The band did manage a few breaks while working on Boxer, “just to come up for air” as Berninger suggests. One particular mini-vacation came in the form of an invite by flamenco guitarist Pedro Soler to play at a guitar festival in Southern France. Along for the ride was filmmaker Vincent Moon, who filmed the concert and a number of impromptu performances of the new material in unique locations for his Take Away Concert series.

Moon also spent a number of hours lurking in the shadows while Boxer was recorded, compiling footage for a documentary on the band. He assured them that it isn’t a rockumentary, and from what Berninger observed, “it was just more of him watching little moments and collecting them together.”

It’s an interesting description of the filmmaker’s process, considering Berninger’s own approach to writing lyrics: “It’s just collecting stuff,” he says. “I never sit down and actually write lyrics, but when I do the songs are kind of too aware of themselves so it sounds really overwrought.” Instead, Berninger assembles words from disparate sources, “I definitely collage things together. Sometimes it’s conversations or movies — ‘Mistaken for Strangers’ has a moment of dialog in it from Spielberg’s Munich. I stole the phrase ‘showered and blue-blazered’ from a Jonathan Ames book called Wake Up, Sir! I’m a pack-rat of little scenes.”

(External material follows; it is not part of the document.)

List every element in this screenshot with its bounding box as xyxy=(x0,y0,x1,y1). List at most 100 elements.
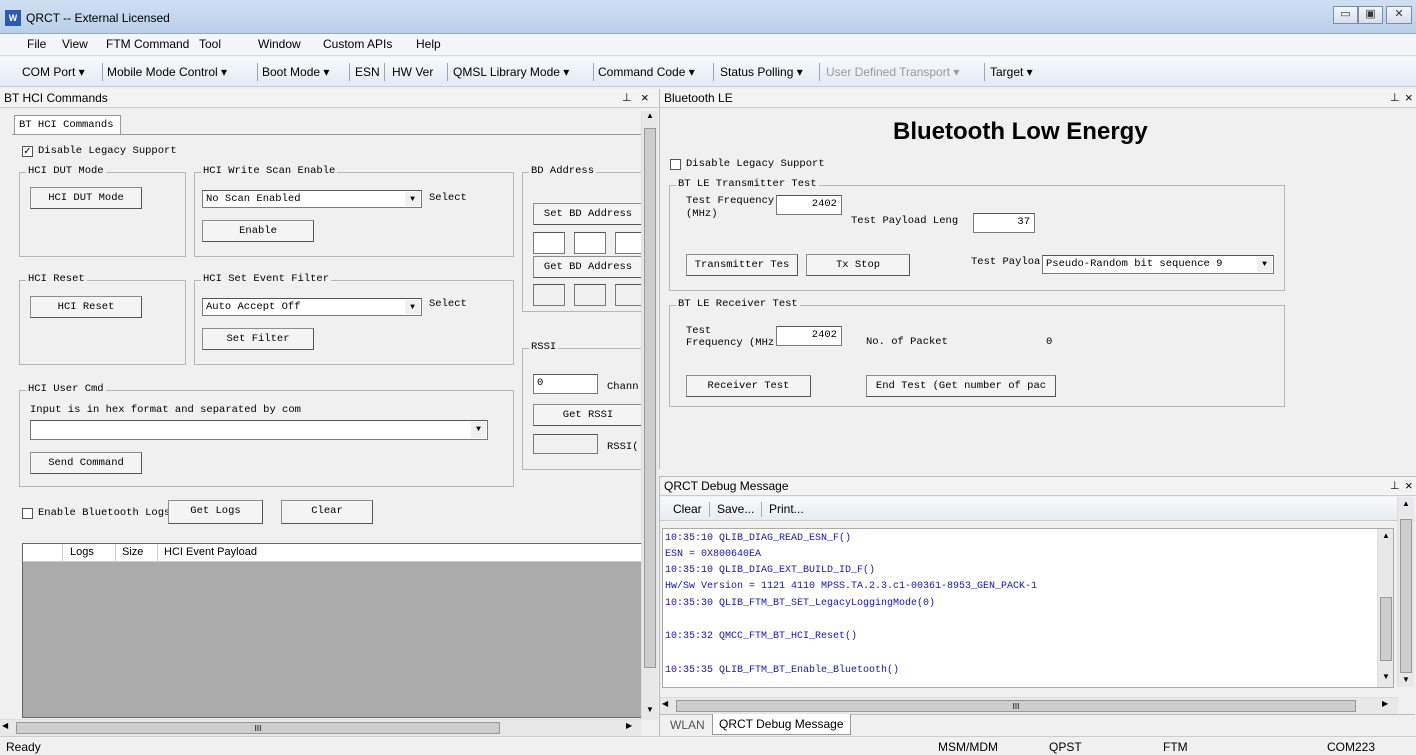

A number of ‘scenes’ seem to come directly from Berninger’s experiences working in an office as a freelance web designer. Lines like “Underline everything, I’m a professional” (“Squalor Victoria”) and “Fifteen blue shirts and womanly hands / You’re shooting up the ladder” (“Racing Like a Pro”) sound like they’re taken directly from the compulsive notes he makes at his desk and in conference rooms. But what seems like an oddly unappealing way to get inspiration is actually the key to understanding The National.

“I’m trying to escape having to sell your time five days a week to a company or whatever,” he says. “[But] when you’re working on a project or dealing with clients or going to a conference room, sometimes that’s really good for your brain.”

“There’s also the need, the basic desire to be free and to not have any responsibilities,” he continues. “It’s trying to balance that stuff out and not lose what’s really good because you’re trying to get a little piece of everything. You can’t. You have to give up certain things and make sacrifices or else you’ll end up independent and free, but you also might be very lonely and bored and sick of yourself. It’s kind of a theme, a thread that runs through probably almost every song in some way or another.”

Appropriate to the Prufrockian weightiness of his struggles, Berninger injects a considerable amount of clever wordplay and striking images into his lyrics that one tends to laugh off without decoding their significance. Whether it’s absurd gestures like “It’s a common fetish for a doting man to ballerina on the coffee table cock in hand” (“Karen”), or the mundane detail of “Watch their videos, in their chairs” (“Green Gloves”), he mines the grey depths between satire and empathy.

Though he admits that the songs aren’t necessarily autobiographical, “I think they know – people, friends and a lot of ex-girlfriends… when it’s them in certain songs. I can’t tell how comfortable people are with that. I’ve never asked permission, but I haven’t lost any friends over it.”

The National may not simply be the product of Berninger trying to work through his personal hang-ups, but still he maintains, “I have a hard time writing a song if it’s not about something that I’m trying to actually solve.”